Страдание

Страдание

Бог не уклонялся от вопросов пророков, но Его ответы не удовлетворяли Израиль. Оттого, что ты узнал причину катастрофы, боль и чувство одиночества не ослабнут. Рациональные доводы в защиту Бога — отнюдь не главная составляющая Его ответа. Пророков по–настоящему интересовала не логика происходящего, а чувства Бога. Что испытывает Бог? Чтобы понять Его переживания, надо вновь вспомнить антропоморфный образ, к которому постоянно прибегают пророки: Бог–отец и Он же — возлюбленный.

Присмотритесь к поведению людей, впервые ставших родителями. Они способны говорить только о своем дитятке. Они умиляются и воркуют над ним. Этот сморщенный лысый младенец для них — самый прекрасный ребенок на земле. Они тратят сотни долларов на покупку видеокамеры, чтобы запечатлеть первый лепет, первые неуклюжие шажки, хотя этими навыками до их малыша успешно овладели пять миллиардов живущих ныне на земле людей. Странное, нелепое поведение — так выражается родительская гордость, счастье уникальных человеческих отношений.

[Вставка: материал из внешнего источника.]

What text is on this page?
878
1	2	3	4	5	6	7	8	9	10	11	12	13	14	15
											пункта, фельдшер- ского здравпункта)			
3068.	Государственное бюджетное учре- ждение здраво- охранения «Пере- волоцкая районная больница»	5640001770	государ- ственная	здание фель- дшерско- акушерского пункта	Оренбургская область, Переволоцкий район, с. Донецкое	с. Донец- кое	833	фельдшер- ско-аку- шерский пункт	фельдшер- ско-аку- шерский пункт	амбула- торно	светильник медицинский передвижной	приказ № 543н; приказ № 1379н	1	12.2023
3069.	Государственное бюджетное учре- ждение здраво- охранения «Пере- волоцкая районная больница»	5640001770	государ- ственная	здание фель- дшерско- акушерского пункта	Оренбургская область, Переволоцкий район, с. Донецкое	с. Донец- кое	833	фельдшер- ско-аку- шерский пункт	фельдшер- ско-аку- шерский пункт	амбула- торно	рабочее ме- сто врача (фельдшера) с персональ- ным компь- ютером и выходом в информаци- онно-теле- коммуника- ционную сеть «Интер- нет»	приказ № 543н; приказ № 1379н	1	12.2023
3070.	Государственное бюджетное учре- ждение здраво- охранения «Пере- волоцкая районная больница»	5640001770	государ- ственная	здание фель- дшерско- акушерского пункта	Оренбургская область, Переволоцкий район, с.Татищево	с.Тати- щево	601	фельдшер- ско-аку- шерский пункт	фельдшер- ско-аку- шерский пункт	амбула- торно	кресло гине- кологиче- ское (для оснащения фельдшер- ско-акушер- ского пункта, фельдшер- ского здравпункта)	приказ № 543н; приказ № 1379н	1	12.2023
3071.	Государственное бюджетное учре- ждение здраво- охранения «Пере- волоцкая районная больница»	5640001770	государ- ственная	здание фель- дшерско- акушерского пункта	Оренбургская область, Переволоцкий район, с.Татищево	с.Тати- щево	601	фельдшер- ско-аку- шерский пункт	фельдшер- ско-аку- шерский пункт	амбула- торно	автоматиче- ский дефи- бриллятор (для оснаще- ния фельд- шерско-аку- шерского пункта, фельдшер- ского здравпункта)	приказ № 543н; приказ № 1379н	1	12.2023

Бог избрал Израиль, взыскуя именно таких отношений. Он мечтал о том, чего желает каждый родитель: о счастливом доме, полном детей, с любовью принимающих родительскую любовь. Голос Бога звенит гордостью, когда Он вспоминает о былых днях: «Не дорогой ли у Меня сын Ефрем? не любимое ли дитя?» Но радость угасает, когда Бог внезапно с позиции отца переходит на точку зрения влюбленного, отвергнутого, оскорбленного, но не утратившего своих чувств. «Что Я им сделал?» — горестно, гневно, грозно вопрошает Он.

Я насыщал их,

а они прелюбодействовали

и толпами ходили в домы блудниц.

Это откормленные кони:

каждый из них ржет на жену другого.

Неужели Я не накажу за это?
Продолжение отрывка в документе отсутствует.